Davi, Golias e o destino do Sol

Marcelo Gleiser

    O Sol, como qualquer outra estrela, não brilhará para sempre: em aproximadamente cinco bilhões de anos ele esgotará suas reservas de combustível e entrará em fase de decadência, pontuada pelos mais diversos efeitos cataclísmicos. Isso porque estrelas passam suas vidas combatendo a própria implosão que sua gravidade lhes impõe. Imagine uma pessoa deitada sobre um colchão de molas. Quanto mais pesada for essa pessoa, ou melhor, quanto maior for a sua massa, mais as molas terão de trabalhar para contrabalançar o colapso do colchão.

O mesmo acontece com o Sol. Se nós o representarmos como uma cebola gigante, camada sobre camada, as camadas superiores exercerão uma enorme força gravitacional sobre as inferiores, equivalentes ao colchão sob uma ou mais pessoas. É na região central do Sol que as absurdas energias que contrabalançam a pressão gravitacional são produzidas, por meio do processo de fusão nuclear, o mesmo que causa as explosões das bombas de hidrogênio.

Portanto, a existência do Sol se deve a esse equilíbrio entre sua tendência a implodir, devido à sua enorme massa, e a explodir, devido à fusão nuclear de hidrogênio na região central.

Fusão em quê? O hidrogênio se transforma no segundo elemento mais leve, o hélio. Essa mudança revela de forma belíssima a transformação de massa em energia prevista na teoria da relatividade de Einstein, encapsulada na famosa fórmula E=mc2. Basicamente, a massa do produto final das reações de fusão é menor do que a massa dos produtos iniciais, e o excesso é convertido em radiação. Se o Sol, em um ato desesperado de autocanibalismo, usa sua própria matéria para produzir a energia necessária para sua estabilidade, o que acontecerá quando ele devorar todas as suas entranhas, isto é, quando ele tiver convertido todo o hidrogênio de sua região central em hélio?

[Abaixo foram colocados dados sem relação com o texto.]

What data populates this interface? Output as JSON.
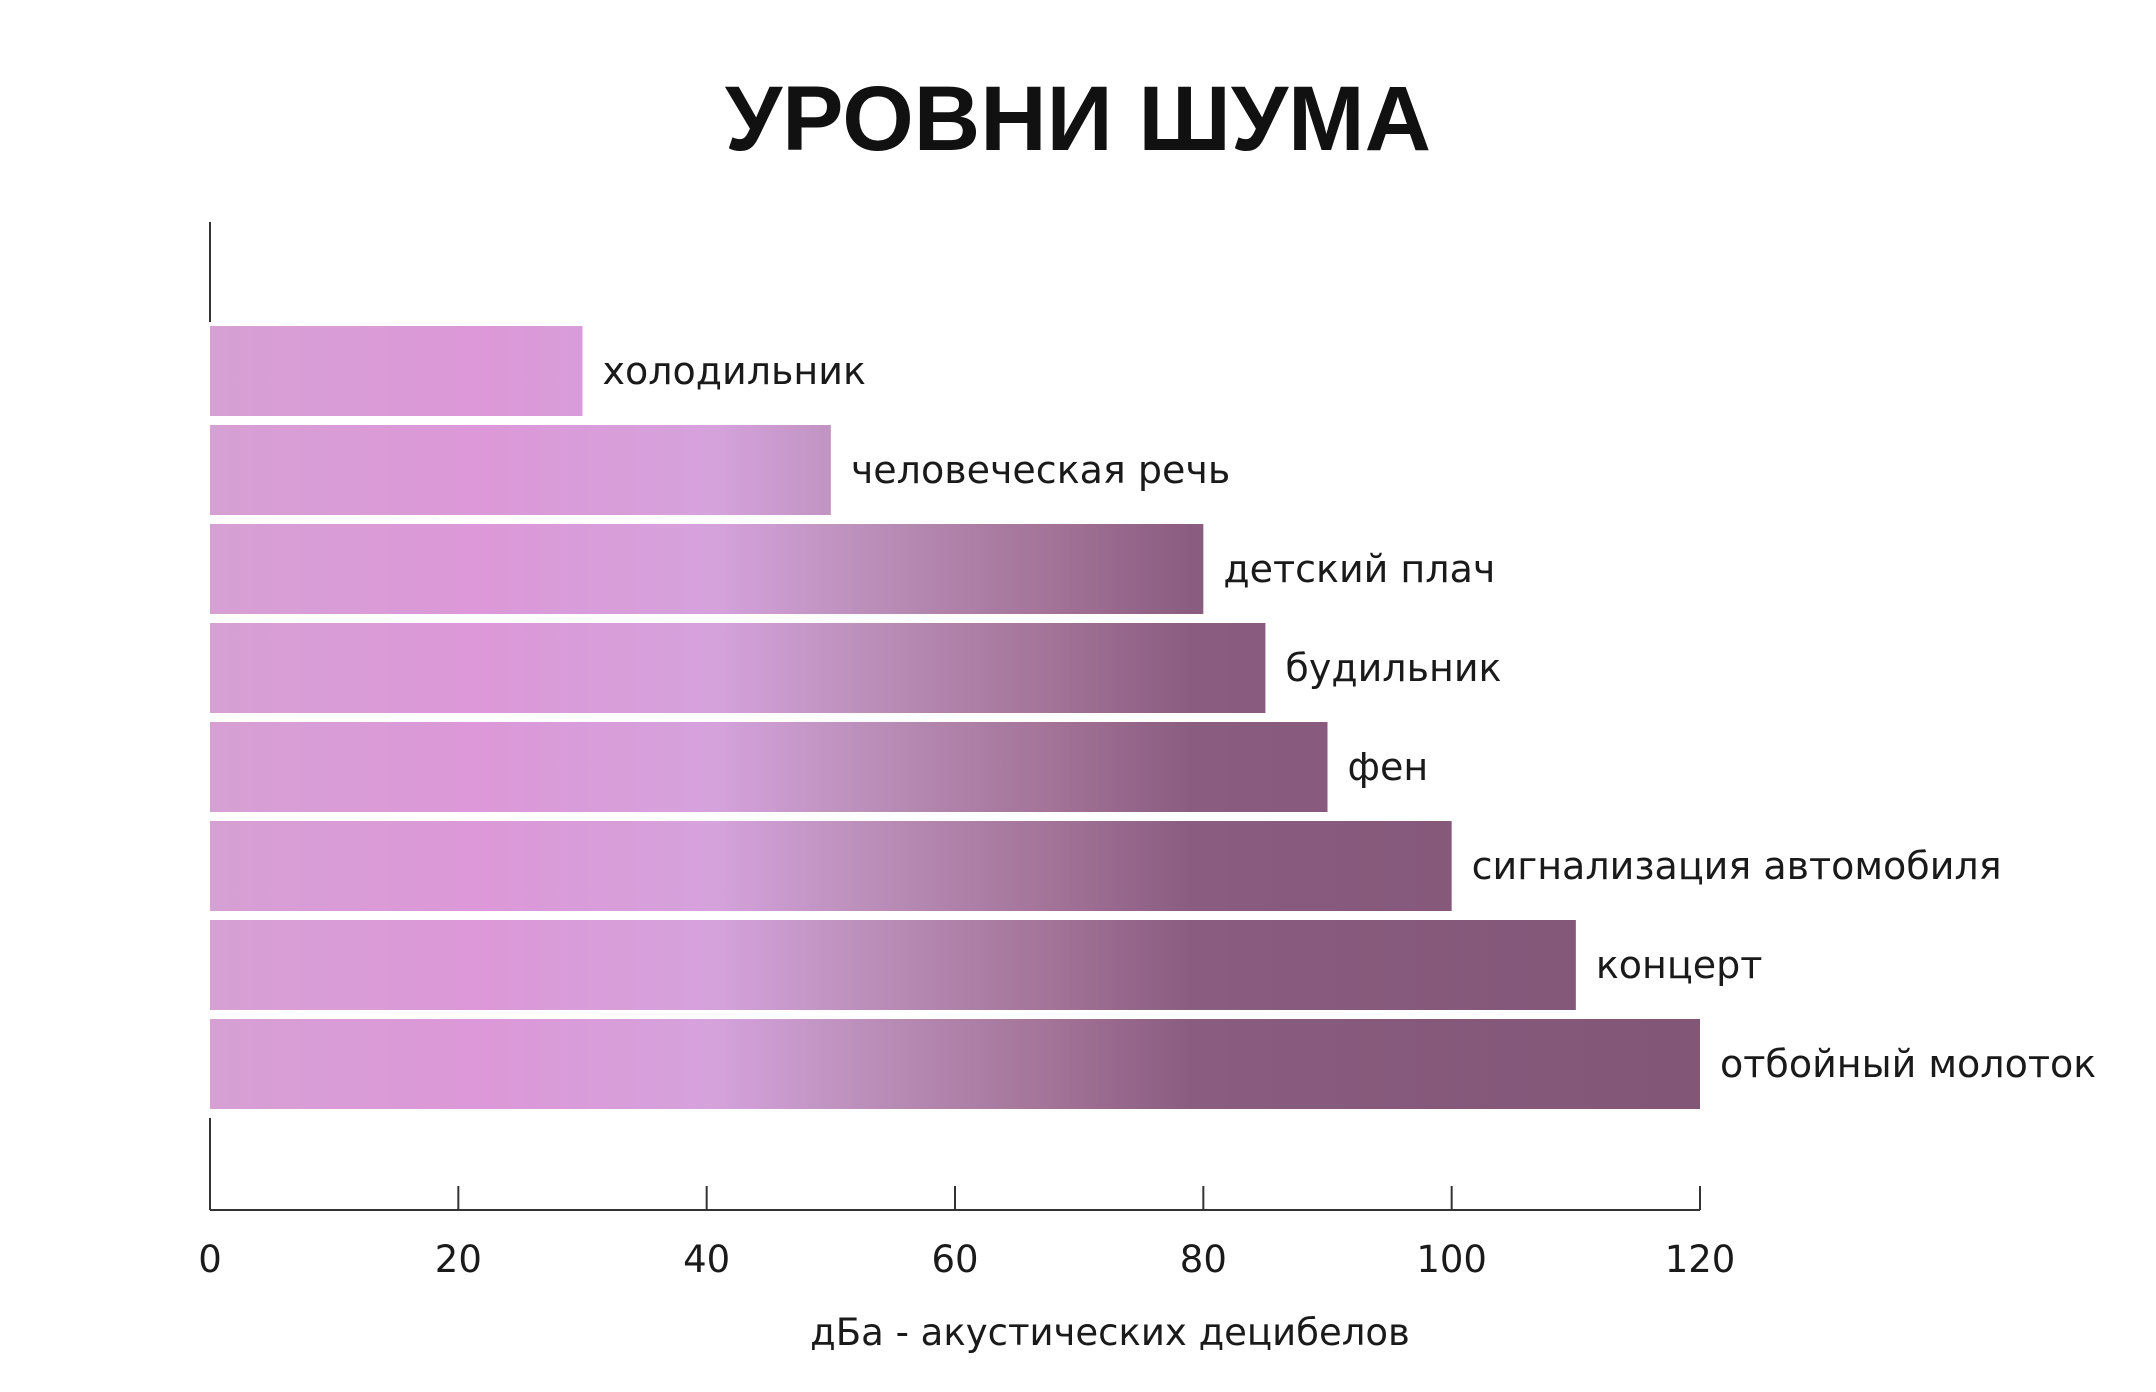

A resposta mais curta é que ele começará a fundir o hélio em outro elemento, no caso, o carbono. Mas vários efeitos extremamente dramáticos acontecem entre as duas fusões (hélio e carbono), incluindo a transformação do Sol em uma estrela do tipo "gigante vermelha", cujo raio será maior do que a órbita de Mercúrio. Expansões estelares desse tipo ocorrem quando o calor gerado em seu interior é maior do que a implosão gravitacional pode contrabalançar. Eu espero que a essa altura já tenhamos colonizado outras partes da galáxia; caso contrário, esse será o fim da vida na Terra.

Enquanto o envelope da estrela cresce, sua região central encolhe devido à sua gravidade, já que a fusão de hélio ainda não começou. A pressão é tão grande que os elétrons não circulam mais em torno dos núcleos atômicos, mas movem-se livremente no meio da congestão. A um certo ponto, um novo efeito passa a ser importante, o Davi que irá derrotar o gigante Golias. Segundo a física quântica, elétrons e outras partículas, como o próton e o nêutron, são extremamente anti-sociais e tentam se evitar ao máximo. De fato, esse efeito de repulsão é conhecido como o Princípio de Exclusão de Pauli, proposto pelo físico austríaco Wolfgang Pauli em 1925. Quando elétrons são forçados a coexistir em volumes muito pequenos, como nas regiões centrais de estrelas em crise, eles reagem movendo-se a altíssimas velocidades, criando uma enorme contrapressão. O colapso da estrela é detido por um efeito que ocorre na escala subatômica, o micro balanceando o macro.

Esse efeito torna-se crucial no estágio final de evolução do Sol. Após curto período de fusão de hélio em carbono, a região central, agora rica em carbono, não consegue fundir-se em outro elemento mais pesado (para estrelas mais maciças que o Sol, isso não ocorre). Ela continua a contrair-se devido à sua própria gravidade até que os elétrons digam: "Chega de aperto!", reagindo de forma que o colapso pára e os restos da estrela encontram sua paz final.

Essa bola de carbono e elétrons, do tamanho da Terra e com metade da massa do Sol, chama-se "anã branca". Ela continuará a resfriar-se até desaparecer na escuridão do espaço. Fria, mas com a dignidade de quem brilhou por dez bilhões de anos.


Marcelo Gleiser é professor de física teórica do Dartmouth College, em Hanover (EUA), e autor do livro "Retalhos Cósmicos".